W pierwszym posiedzeniu sejmiku woj. łódzkiego nie wzięła udziału wojewoda łódzki Jolanta Chełmińska, która zdobyła mandat radnej z listy PO. Chełmińska zrezygnowała z mandatu, bo premier Ewa Kopacz zaproponowała jej, aby dalej pełniła funkcję wojewody.
Przewodniczący klubu radnych PiS w sejmiku Piotr Adamczyk podkreślił, że radni PiS przyjęli tę decyzję wojewody z oburzeniem.

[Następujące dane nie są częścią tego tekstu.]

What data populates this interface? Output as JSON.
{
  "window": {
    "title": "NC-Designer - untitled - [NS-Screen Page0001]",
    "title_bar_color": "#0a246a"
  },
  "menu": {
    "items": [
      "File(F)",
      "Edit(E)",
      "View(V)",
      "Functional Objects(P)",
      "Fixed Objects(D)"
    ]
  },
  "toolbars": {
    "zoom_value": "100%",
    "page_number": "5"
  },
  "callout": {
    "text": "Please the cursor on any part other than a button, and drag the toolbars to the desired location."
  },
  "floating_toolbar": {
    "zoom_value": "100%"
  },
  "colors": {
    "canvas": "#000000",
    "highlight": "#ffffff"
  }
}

Jego zdaniem, start w wyborach, przekonywanie mieszkańców danego okręgu do swojej osoby i programu, a następnie rezygnacja z mandatu to "wprowadzanie w błąd mieszkańców, wyborców tego okręgu".
Wojewoda łódzka zdobyła w okręgu opoczyńskim 4315 głosów.
Wiceszefowa klubu radnych PiS Joanna Kopcińska podkreśliła, że z wolą wyborców należy się liczyć. - Każda osoba publiczna powinna dawać przykład i tym swoim przykładem powinna zachęcać, a nie zniechęcać. W naszej ocenie postawa, którą PO, pani wojewoda zaprezentowała, nie zachęca wyborców do tego, żeby na wybory chodzić - mówiła Kopcińska, która zdobyła mandat radnej startując jednocześnie w wyborach prezydenta Łodzi.
Jej zdaniem, w tym przypadku było to jednak od początku jasne postawienie sprawy - a także inni kandydaci do sejmiku startowali jednocześnie na prezydenta miasta.
- Pani wojewoda nie dała sygnału, że wybiorę sobie to albo tamto, tylko startowała w określonym okręgu, zdobyła taką ilość głosów, że była uprawniona do objęcia mandatu. Nie rozumiem tej podstawy - dodała. Zdaniem Adamczyka była to taktyka wyborcza PO, która umieściła wojewodę na liście z nr 1, ale "prawdopodobnie z tą świadomością, że nie będzie pełniła tego mandatu".
Wojewoda łódzki Jolanta Chełmińska podkreśliła, że nie może piastować jednocześnie funkcji wojewody i radnego do sejmiku, i po dogłębnej analizie doszła do wniosku, że chciałaby pozostać na stanowisku wojewody.
"Kropką nad i" - według niej - była decyzja wicewojewody Pawła Bejdy (PSL), który wszedł do zarządu województwa i rezygnuje ze stanowiska jej zastępcy.
- Wydawało mi się wielce nieodpowiedzialne, żebym zostawiła urząd bez nikogo, kto kontynuowałby pracę i odpowiedzialność, którą podjęliśmy. Nie chciałam zamykać możliwości rozwoju wicewojewodzie. Długo wspólnie rozmawialiśmy na ten temat. W rezultacie pozostaję tu, gdzie jestem - tak długo, jak pani premier będzie chciała ze mną współpracować - dodała Chełmińska.
Jak zaznaczyła, czeka teraz na kolejnego kandydata na wicewojewodę.